Anyone else running fully local persistent agents with a real “living brain” + dreaming cycle? (open source experiment)
Posted by Notforyou23@reddit | LocalLLaMA | View on Reddit | 6 comments
I’ve been deep in the local agent game and keep hitting the same wall: most setups still feel stateless. You restart, context evaporates, and the agent forgets everything you taught it last week. So I spent the last few months building something different — a complete local AI operating system called Home23 that treats the agent’s memory like a living, growing brain:
- Drop files/PDFs/notes into a dashboard feeder → gets compiled into structured knowledge (not just chunks)
- Continuous cognitive loop + actual dreaming/consolidation phase when idle (prunes noise, finds connections)
- The agent can launch its own research runs (11 atomic tools) and auto-ingest the results back into its own brain
- Persistent identity layers (SOUL.md, MISSION.md, etc.) so it stays “you” across sessions
- Bonus: Evobrew IDE that talks directly to the brain + live pulse dashboard
It runs 100% local (Ollama path is dead simple) or with any provider, no Claude tax required.Repo is here if you want to poke around: https://github.com/notforyou23/home23 I’m not here to shill — I genuinely want to know what other people are doing for long-term agent memory and autonomous research in 2026. Have you tried anything similar (Engram, Mem0 forks, OpenClaw local setups, custom RAG + skills, etc.)?
What would you actually use a persistent, dreaming local agent OS for? Personal life OS? Codebase co-pilot that never forgets? Research companion?Would love to hear your setups or wild ideas — I can’t have all the good ones.(Quick start is literally 3 commands.)
ahbond@reddit
This resonates. I've been building something similar but coming at it from the HPC/cognitive science angle rather than the personal assistant angle.
My setup (Atlas AI, running on an HP Z840 with 2x Quadro GV100 32GB):
- Freudian cognitive architecture — Superego (safety/ethics), Id (creative generation), and a 4-agent "Divine Council" (Judge/Advocate/Synthesizer/Ethicist) that debates responses via Tree-of-Thought. Each agent is a separate Gemma 4 26B-A4B instance with its own persona, running on llama.cpp.
- Persistent memory — episodic (what happened), semantic (what it knows), procedural (how to do things). Not just RAG chunks — structured memory with consolidation, similar to your dreaming phase. The metacognition subsystem tracks confidence and calibrates itself over time.
- Self-calibrating loop — disagreement between council agents triggers temperature adjustment and knowledge gap detection. If the agents can't agree, the system knows it doesn't know.
- 10 subsystems total — event fabric, LH/RH hemispheres, memory, metacognition, safety gateway, DHT, LLM routing, environment, integration. Built on the AGI-HPC framework (786 tests passing across 6 development sprints).
The dreaming/consolidation piece you mention is interesting — we have a similar concept where the system reviews episodic memory during idle time and promotes recurring patterns to semantic memory. What's your consolidation strategy? Simple frequency-based pruning or something more structured?
For the "what would you use it for" question, mine started as a research companion (I work on AI Safety and Alignment) but evolved into something closer to a cognitive testbed. The real value isn't any single feature, it's that the system accumulates context about your work over weeks and months. My agent knows my codebase, my publication deadlines, my thermal constraints on the GPU cluster, and which Reddit comments led to actual research improvements. ;-)

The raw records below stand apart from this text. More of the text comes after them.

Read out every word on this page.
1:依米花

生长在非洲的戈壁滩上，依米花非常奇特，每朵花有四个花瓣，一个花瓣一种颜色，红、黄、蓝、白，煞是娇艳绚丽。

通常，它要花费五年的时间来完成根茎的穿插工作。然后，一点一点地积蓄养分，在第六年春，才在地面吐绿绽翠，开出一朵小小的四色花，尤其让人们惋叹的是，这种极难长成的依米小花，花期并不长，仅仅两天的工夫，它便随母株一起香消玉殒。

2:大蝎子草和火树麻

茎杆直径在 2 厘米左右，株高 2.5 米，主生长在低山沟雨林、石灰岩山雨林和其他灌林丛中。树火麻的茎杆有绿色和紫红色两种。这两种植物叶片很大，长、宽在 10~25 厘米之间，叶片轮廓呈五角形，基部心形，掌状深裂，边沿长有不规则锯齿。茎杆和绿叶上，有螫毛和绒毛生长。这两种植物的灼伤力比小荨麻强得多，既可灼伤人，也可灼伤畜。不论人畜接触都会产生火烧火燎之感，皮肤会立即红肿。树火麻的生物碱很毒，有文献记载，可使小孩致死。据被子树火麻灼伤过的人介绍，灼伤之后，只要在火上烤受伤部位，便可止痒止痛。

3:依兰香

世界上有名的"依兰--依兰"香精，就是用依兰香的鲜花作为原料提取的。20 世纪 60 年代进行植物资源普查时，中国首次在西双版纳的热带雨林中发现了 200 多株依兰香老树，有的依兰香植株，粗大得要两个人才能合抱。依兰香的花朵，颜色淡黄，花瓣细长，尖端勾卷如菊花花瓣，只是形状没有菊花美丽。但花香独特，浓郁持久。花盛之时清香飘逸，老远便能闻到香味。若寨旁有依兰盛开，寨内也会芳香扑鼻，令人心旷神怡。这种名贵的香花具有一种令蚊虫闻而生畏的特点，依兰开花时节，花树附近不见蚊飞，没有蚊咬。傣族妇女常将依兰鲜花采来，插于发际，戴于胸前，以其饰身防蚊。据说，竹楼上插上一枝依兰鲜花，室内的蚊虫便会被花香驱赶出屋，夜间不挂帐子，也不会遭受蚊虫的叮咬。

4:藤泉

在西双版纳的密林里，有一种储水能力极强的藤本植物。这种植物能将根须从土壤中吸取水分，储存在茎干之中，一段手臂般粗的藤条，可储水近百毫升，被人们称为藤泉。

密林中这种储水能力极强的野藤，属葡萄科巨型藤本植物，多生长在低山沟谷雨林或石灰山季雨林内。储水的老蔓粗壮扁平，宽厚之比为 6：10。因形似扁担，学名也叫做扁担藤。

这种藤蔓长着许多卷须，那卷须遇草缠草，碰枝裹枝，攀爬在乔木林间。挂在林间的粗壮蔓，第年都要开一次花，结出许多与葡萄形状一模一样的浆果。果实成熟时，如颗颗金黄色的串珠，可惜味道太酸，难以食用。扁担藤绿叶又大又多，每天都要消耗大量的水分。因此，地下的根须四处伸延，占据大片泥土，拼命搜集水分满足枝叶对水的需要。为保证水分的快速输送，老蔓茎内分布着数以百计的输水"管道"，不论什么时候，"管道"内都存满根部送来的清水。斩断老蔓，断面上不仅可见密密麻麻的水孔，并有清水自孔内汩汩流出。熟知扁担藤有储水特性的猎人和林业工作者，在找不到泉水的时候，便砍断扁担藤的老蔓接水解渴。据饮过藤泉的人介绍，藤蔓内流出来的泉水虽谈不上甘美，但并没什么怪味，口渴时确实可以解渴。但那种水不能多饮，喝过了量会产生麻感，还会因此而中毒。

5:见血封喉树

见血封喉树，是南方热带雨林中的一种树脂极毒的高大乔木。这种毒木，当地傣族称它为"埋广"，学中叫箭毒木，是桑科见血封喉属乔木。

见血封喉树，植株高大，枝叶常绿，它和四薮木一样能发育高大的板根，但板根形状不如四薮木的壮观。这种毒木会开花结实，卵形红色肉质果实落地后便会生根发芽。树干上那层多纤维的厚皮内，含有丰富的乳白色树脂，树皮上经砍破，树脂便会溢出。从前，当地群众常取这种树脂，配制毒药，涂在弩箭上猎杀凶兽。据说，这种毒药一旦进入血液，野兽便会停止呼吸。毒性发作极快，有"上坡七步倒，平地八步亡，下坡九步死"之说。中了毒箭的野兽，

The statelessness problem you describe is real. Context window compression helps in-session but cross-session memory is the hard part. How are you handling memory conflicts when old knowledge contradicts new information?
Cheers,
Andrew.
MR_Weiner@reddit
Just to clarify, are you running four separate llama instances of Gemma? If so, you may be able to get better performance or run a larger model by running one llama server and just pointing all 4 agents to it and they can run in parallel.
MR_Weiner@reddit
Just to clarify, are you running four separate llama instances of Gemma? If so, you may be able to get better performance or run a larger model by running one llama server and just pointing all 4 agents to it and they can run in parallel.
ahbond@reddit
I hope you don't mind; I'm going to integrate your document-to-structured-knowledge pipeline and autonomous research loop concepts into my agi-hpc architecture.
:-)
Cheers,
Andrew/
Miriel_z@reddit
This is probably one of the directions I will need to explore in more details next. How do you control that it fires up and does not affect normal operation? Any internal checks so it does not occupy system 100% of the time?